Obligations de diligence. Sans entrer dans le détail, ces obligations de diligence visent principalement les « très grandes plateformes en ligne » 25 du fait des risques accrus qu’elles font peser sur la liberté d’expression en ligne compte tenu de leur taille. Elles leur imposent notamment de publier un rapport annuel détaillé incluant des informations relatives à la politique de modération de contenu avec des précisions sur l’usage éventuel d’un algorithme pour ce faire, aux litiges relatifs à cette modération, aux éventuelles suspensions de comptes d’utilisateurs 26. À ce rapport, s’ajoute l’obligation de recenser, analyser et évaluer « tout risque systémique important trouvant son origine dans le fonctionnement et l’utilisation faite de leurs services au sein de l’Union » notamment ceux relatifs à la diffusion de contenus illicites, aux effets négatifs pour l’exercice de certains droits fondamentaux 27 et à la manipulation intentionnelle de leur service à des fins diverses, criminelles comme électorales 28, en incluant l’influence qu’a leur politique de modération et de hiérarchisation des contenus en la matière. Bel exercice d’introspection qui doit s’accompagner d’un plan de réduction des risques et être rendu public. En outre, ces « très grandes plateformes en ligne » doivent rendre public de façon claire, accessible et aisément compréhensible les principaux paramètres utilisés pour établir leur algorithme de recommandation des contenus (tout en permettant aux utilisateurs d’y échapper pour préférer un affichage chronologique) ainsi que des informations détaillées sur la publicité en ligne qu’elles diffusent et son ciblage éventuel. Et si ces acteurs considèrent qu’ils ne sont pas assez vertueux, ils peuvent renforcer ces obligations en adoptant des codes de conduite. Le respect de ces différentes obligations sera contrôlé par un responsable de la conformité (Compliance Officer) en premier lieu mais pourra aussi faire l’objet d’un contrôle par les États et la Commission avec le prononcé d’amendes significatives à la clé en cas de non-respect.
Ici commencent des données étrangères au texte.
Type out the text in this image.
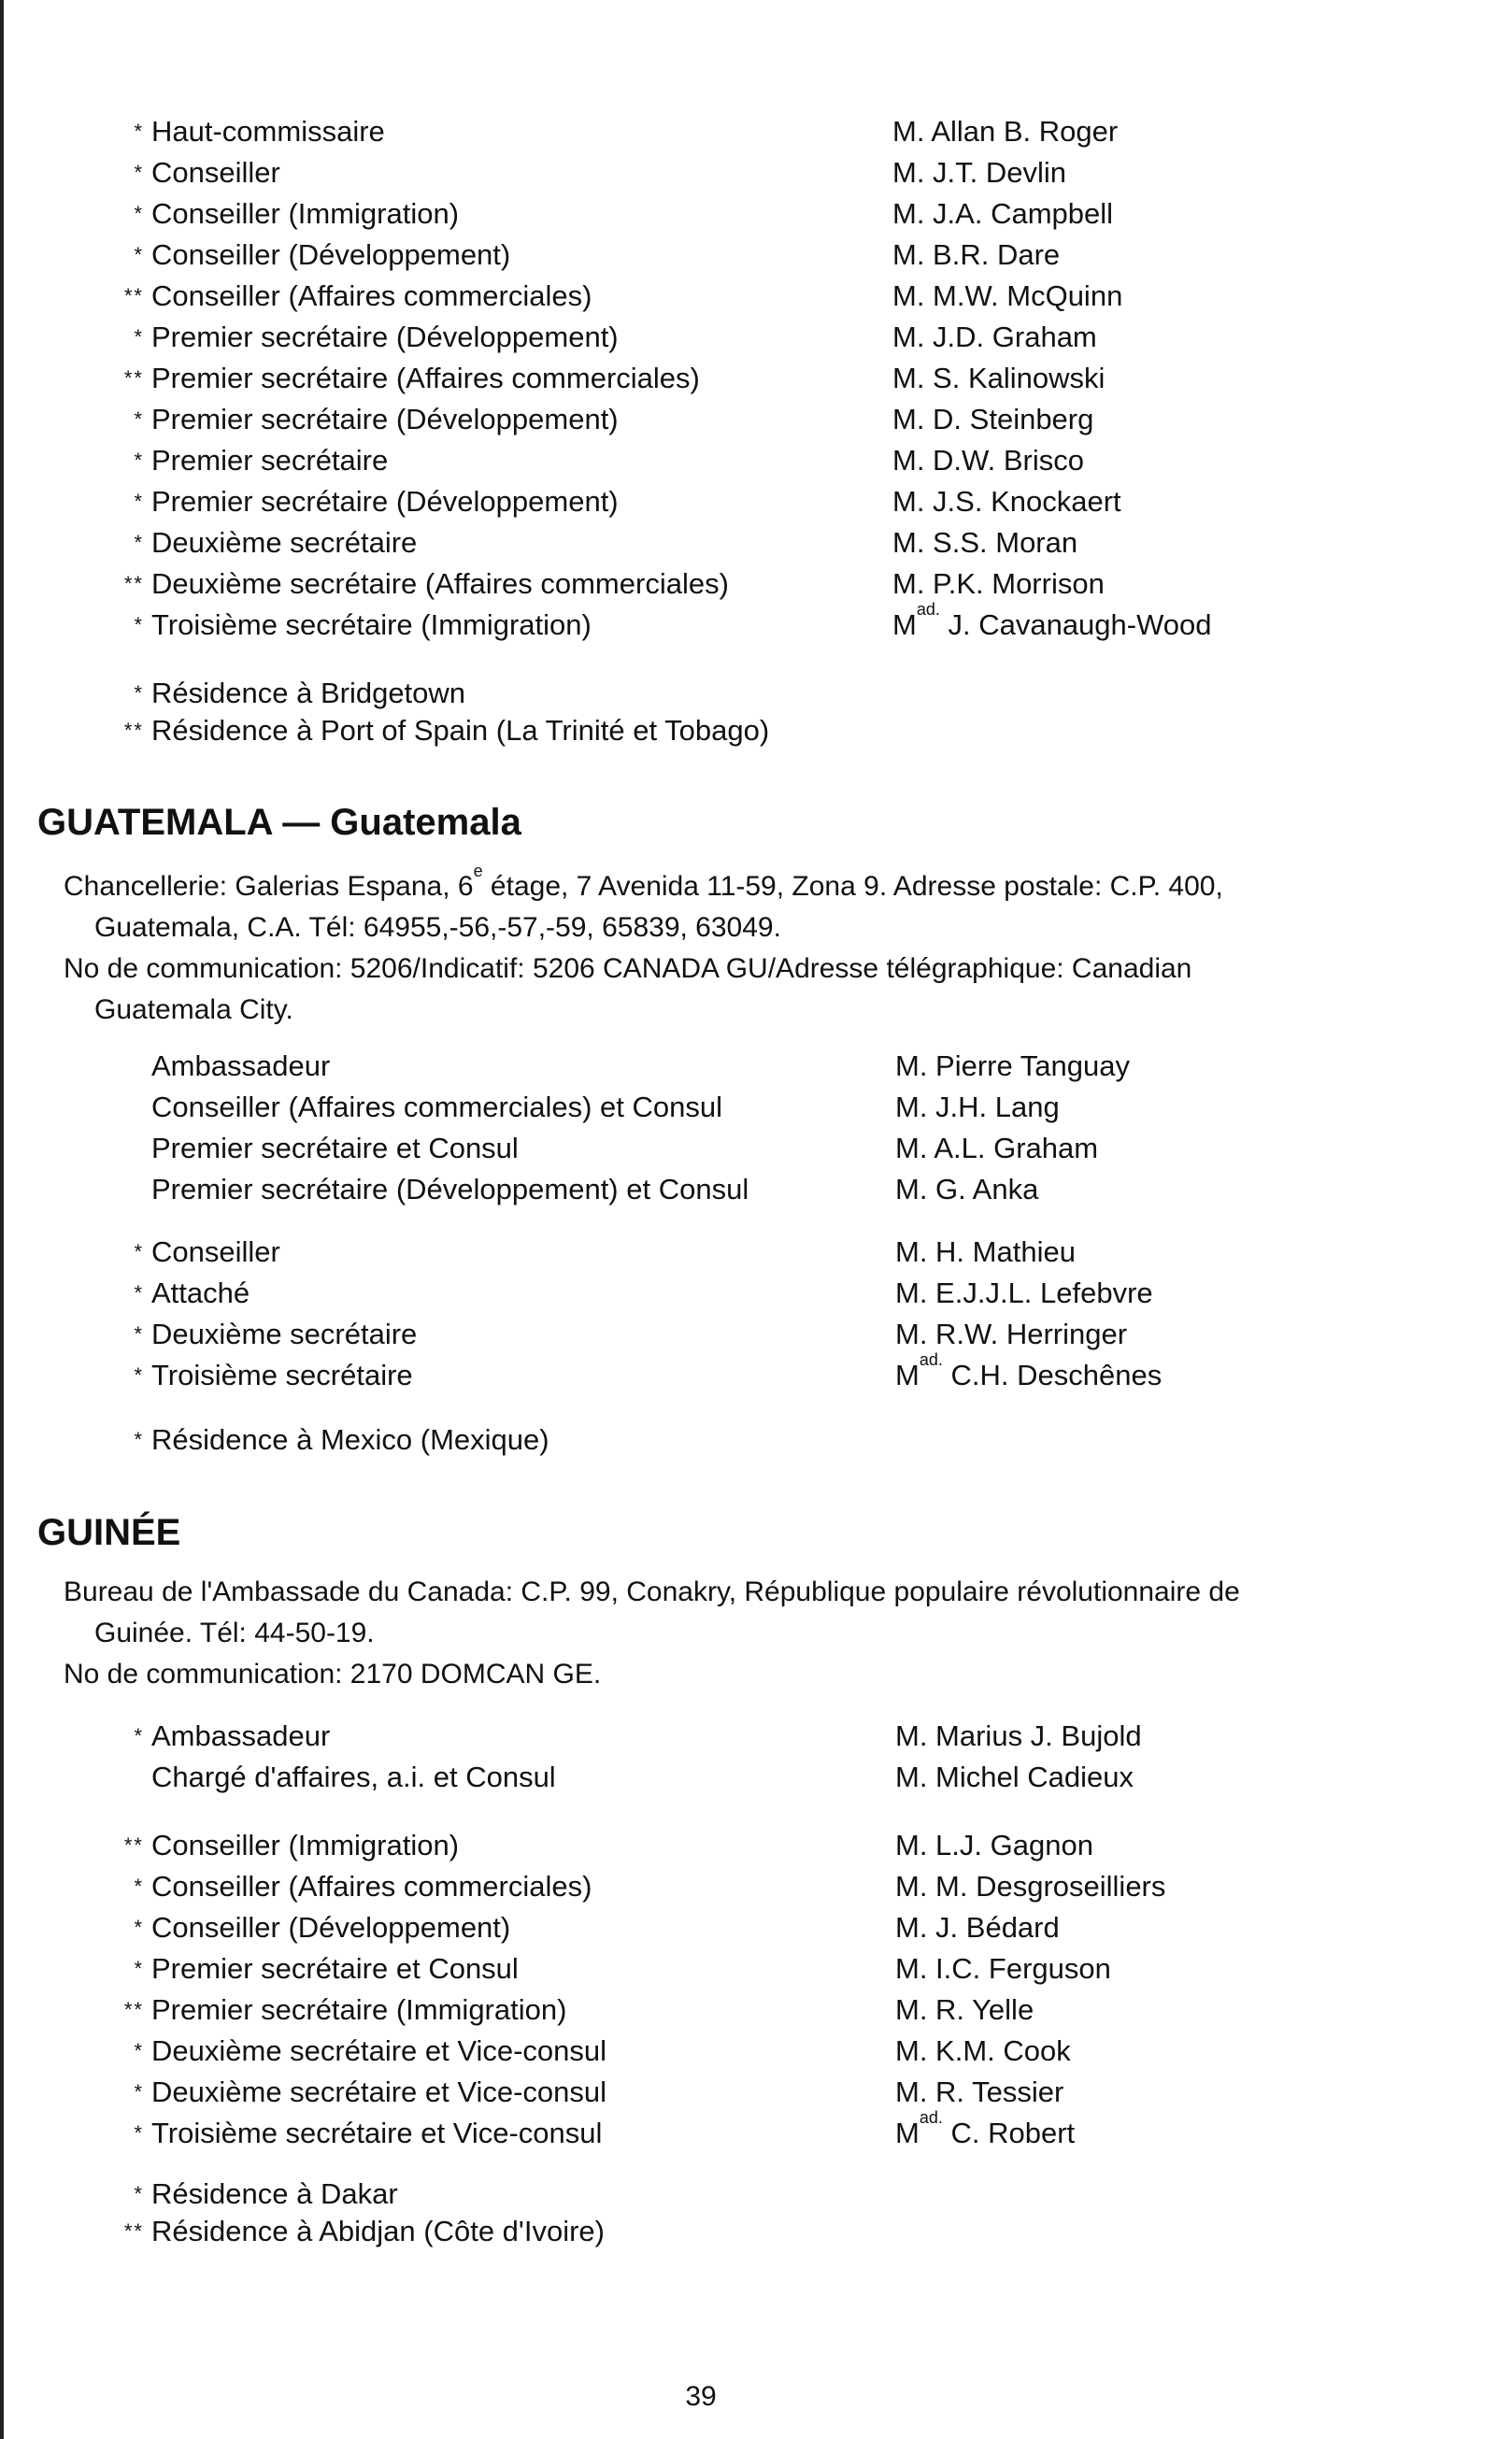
* Haut-commissaire	M. Allan B. Roger
* Conseiller	M. J.T. Devlin
* Conseiller (Immigration)	M. J.A. Campbell
* Conseiller (Développement)	M. B.R. Dare
** Conseiller (Affaires commerciales)	M. M.W. McQuinn
* Premier secrétaire (Développement)	M. J.D. Graham
** Premier secrétaire (Affaires commerciales)	M. S. Kalinowski
* Premier secrétaire (Développement)	M. D. Steinberg
* Premier secrétaire	M. D.W. Brisco
* Premier secrétaire (Développement)	M. J.S. Knockaert
* Deuxième secrétaire	M. S.S. Moran
** Deuxième secrétaire (Affaires commerciales)	M. P.K. Morrison
* Troisième secrétaire (Immigration)	$M^{ad.}$ J. Cavanaugh-Wood
* Résidence à Bridgetown
** Résidence à Port of Spain (La Trinité et Tobago)
GUATEMALA — Guatemala
Chancellerie: Galerias Espana, 6e étage, 7 Avenida 11-59, Zona 9. Adresse postale: C.P. 400,
Guatemala, C.A. Tél: 64955,-56,-57,-59, 65839, 63049.
No de communication: 5206/Indicatif: 5206 CANADA GU/Adresse télégraphique: Canadian
Guatemala City.
Ambassadeur	M. Pierre Tanguay
Conseiller (Affaires commerciales) et Consul	M. J.H. Lang
Premier secrétaire et Consul	M. A.L. Graham
Premier secrétaire (Développement) et Consul	M. G. Anka
* Conseiller	M. H. Mathieu
* Attaché	M. E.J.J.L. Lefebvre
* Deuxième secrétaire	M. R.W. Herringer
* Troisième secrétaire	$M^{ad.}$ C.H. Deschênes
* Résidence à Mexico (Mexique)
GUINÉE
Bureau de l'Ambassade du Canada: C.P. 99, Conakry, République populaire révolutionnaire de
Guinée. Tél: 44-50-19.
No de communication: 2170 DOMCAN GE.
* Ambassadeur	M. Marius J. Bujold
Chargé d'affaires, a.i. et Consul	M. Michel Cadieux
** Conseiller (Immigration)	M. L.J. Gagnon
* Conseiller (Affaires commerciales)	M. M. Desgroseilliers
* Conseiller (Développement)	M. J. Bédard
* Premier secrétaire et Consul	M. I.C. Ferguson
** Premier secrétaire (Immigration)	M. R. Yelle
* Deuxième secrétaire et Vice-consul	M. K.M. Cook
* Deuxième secrétaire et Vice-consul	M. R. Tessier
* Troisième secrétaire et Vice-consul	$M^{ad.}$ C. Robert
* Résidence à Dakar
** Résidence à Abidjan (Côte d'Ivoire)
39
Politique de conformité/compliance. De façon intéressante, le DSA importe ici une technique, déjà éprouvée en matière de protection des données 29 et bien connue du droit de la concurrence 30 : le recours à la compliance ou « mise en conformité » (même si cette traduction ne permet pas de restituer toute la signification du mot anglais). De quoi s’agit-il ? La compliance consiste en l’internalisation par des entreprises de mécanismes de régulation publique leur permettant d’éviter ex ante la survenance d’une infraction aux règles et ayant pour effet de rendre plus transparent leur fonctionnement. Si cette démarche est habituellement volontaire (quoique partiellement, car possiblement imposée par le niveau des sanctions encourues en cas de violation des règles), elle est ici clairement imposée aux pouvoirs numériques par le DSA. Néanmoins la logique demeure. Il s’agit de responsabiliser les acteurs privés et de les inciter à œuvrer à la poursuite des objectifs d’intérêt général fixés par les autorités publiques, à savoir la libre concurrence, mais aussi la recherche du juste équilibre s’agissant de la liberté d’expression en ligne. Or, en plus d’être inspirée du droit de la concurrence, cette piste nous semble plutôt prometteuse car bien plus en mesure de trouver des remèdes aux risques systémiques pesant sur l’exercice de la liberté d’expression en ligne, que l’intervention classique d’un juge suite à la saisine d’un utilisateur 31.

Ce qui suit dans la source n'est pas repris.